I learned the rules and regulations and, more importantly, how easily these could be abused.  I learned how to relate to prisoners, what made officers tick and how to manage upwards.  I learned the tricks of the trade, the Spanish practices and where the skeletons were likely to be buried.  Two years was long enough for officers to occasionally forget that I wasn’t one of them, that my name was written first in the red ink that marked me out as a female officer (in common parlance, a “slit-arse”) in an almost wholly male environment and with asterisks to indicate my much-despised accelerated status.  It was long enough for me to experience the nervous energy of an alarm bell, the boredom of a night shift, the jitteriness of unlock, the endlessness of a day at court, the black humour of a bed-watch, the complexities of the relationships between prisoners, between staff and between staff and prisoners as well as the formal and informal hierarchies that impact so profoundly on institutionalised lives.
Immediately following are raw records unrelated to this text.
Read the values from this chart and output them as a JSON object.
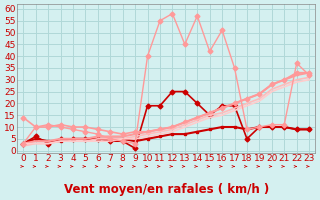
{
  "xlabel": "Vent moyen/en rafales ( km/h )",
  "bg_color": "#d4f0f0",
  "grid_color": "#b0d8d8",
  "x_ticks": [
    0,
    1,
    2,
    3,
    4,
    5,
    6,
    7,
    8,
    9,
    10,
    11,
    12,
    13,
    14,
    15,
    16,
    17,
    18,
    19,
    20,
    21,
    22,
    23
  ],
  "y_ticks": [
    0,
    5,
    10,
    15,
    20,
    25,
    30,
    35,
    40,
    45,
    50,
    55,
    60
  ],
  "ylim": [
    -1,
    62
  ],
  "xlim": [
    -0.5,
    23.5
  ],
  "series": [
    {
      "x": [
        0,
        1,
        2,
        3,
        4,
        5,
        6,
        7,
        8,
        9,
        10,
        11,
        12,
        13,
        14,
        15,
        16,
        17,
        18,
        19,
        20,
        21,
        22,
        23
      ],
      "y": [
        3,
        6,
        3,
        5,
        5,
        5,
        5,
        4,
        4,
        1,
        19,
        19,
        25,
        25,
        20,
        15,
        19,
        19,
        5,
        10,
        10,
        10,
        9,
        9
      ],
      "color": "#cc0000",
      "lw": 1.2,
      "marker": "D",
      "ms": 2.5
    },
    {
      "x": [
        0,
        1,
        2,
        3,
        4,
        5,
        6,
        7,
        8,
        9,
        10,
        11,
        12,
        13,
        14,
        15,
        16,
        17,
        18,
        19,
        20,
        21,
        22,
        23
      ],
      "y": [
        3,
        5,
        4,
        4,
        5,
        5,
        5,
        5,
        5,
        4,
        5,
        6,
        7,
        7,
        8,
        9,
        10,
        10,
        9,
        10,
        10,
        10,
        9,
        9
      ],
      "color": "#cc0000",
      "lw": 1.5,
      "marker": "s",
      "ms": 2.0
    },
    {
      "x": [
        0,
        1,
        2,
        3,
        4,
        5,
        6,
        7,
        8,
        9,
        10,
        11,
        12,
        13,
        14,
        15,
        16,
        17,
        18,
        19,
        20,
        21,
        22,
        23
      ],
      "y": [
        14,
        10,
        10,
        11,
        10,
        10,
        9,
        8,
        7,
        8,
        8,
        9,
        10,
        12,
        14,
        16,
        18,
        20,
        22,
        24,
        28,
        30,
        33,
        33
      ],
      "color": "#ff9999",
      "lw": 1.2,
      "marker": "D",
      "ms": 2.5
    },
    {
      "x": [
        0,
        1,
        2,
        3,
        4,
        5,
        6,
        7,
        8,
        9,
        10,
        11,
        12,
        13,
        14,
        15,
        16,
        17,
        18,
        19,
        20,
        21,
        22,
        23
      ],
      "y": [
        3,
        4,
        4,
        5,
        5,
        5,
        6,
        6,
        6,
        7,
        8,
        9,
        10,
        12,
        14,
        16,
        18,
        20,
        22,
        24,
        28,
        30,
        32,
        33
      ],
      "color": "#ff9999",
      "lw": 1.5,
      "marker": null,
      "ms": 0
    },
    {
      "x": [
        0,
        1,
        2,
        3,
        4,
        5,
        6,
        7,
        8,
        9,
        10,
        11,
        12,
        13,
        14,
        15,
        16,
        17,
        18,
        19,
        20,
        21,
        22,
        23
      ],
      "y": [
        2,
        3,
        3,
        4,
        4,
        4,
        5,
        5,
        5,
        6,
        7,
        8,
        9,
        11,
        13,
        15,
        16,
        18,
        20,
        22,
        26,
        28,
        30,
        31
      ],
      "color": "#ffbbbb",
      "lw": 1.2,
      "marker": null,
      "ms": 0
    },
    {
      "x": [
        0,
        1,
        2,
        3,
        4,
        5,
        6,
        7,
        8,
        9,
        10,
        11,
        12,
        13,
        14,
        15,
        16,
        17,
        18,
        19,
        20,
        21,
        22,
        23
      ],
      "y": [
        3,
        3,
        3,
        4,
        4,
        4,
        4,
        4,
        5,
        5,
        6,
        7,
        8,
        10,
        12,
        14,
        15,
        17,
        19,
        21,
        25,
        27,
        29,
        30
      ],
      "color": "#ffcccc",
      "lw": 1.2,
      "marker": null,
      "ms": 0
    },
    {
      "x": [
        0,
        1,
        2,
        3,
        4,
        5,
        6,
        7,
        8,
        9,
        10,
        11,
        12,
        13,
        14,
        15,
        16,
        17,
        18,
        19,
        20,
        21,
        22,
        23
      ],
      "y": [
        3,
        10,
        11,
        10,
        9,
        8,
        7,
        5,
        4,
        3,
        40,
        55,
        58,
        45,
        57,
        42,
        51,
        35,
        9,
        10,
        11,
        11,
        37,
        32
      ],
      "color": "#ff9999",
      "lw": 1.0,
      "marker": "D",
      "ms": 2.5
    }
  ],
  "arrow_color": "#cc0000",
  "tick_color": "#cc0000",
  "tick_fontsize": 6.5,
  "xlabel_fontsize": 8.5
}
It was long enough for me to learn how to talk the talk and walk the walk.  It was long enough for me to have to choose between my principles and an easy life and so experience the terror of being “sent to Coventry”.  It was long enough that, when I was promoted not to senior but directly to principal officer, there were very few duties that I had not undertaken and very little wool that could be pulled over my eyes.


These are irreplaceable skills and the suggestion that such formative experiences should be ignored is fundamental to my concerns about direct entry.  My fear is that because Direct Entry superintendents will lack familiarity with policing and with police officers, there will be an automatic if unjustified absence of trust and respect, leaving a vacuum that will fill itself with envy and suspicion.  This is where the danger lies, not just for the police but also for the public at large, and it is in no way evident to me that the Government has taken this aspect on board during their consultation. 


There is still time to change the plans but I have little expectation that this will happen.  The College of Policing is due to report back in five years and it will be interesting to see if this aspect forms part of their re-considerations.  There is the risk that, by then, much corporate wisdom will already have been lost and many promising Direct Entrants will have been quelled into mediocrity but there is still time for those with an interest in good governance and excellent leadership to keep on playing the ball.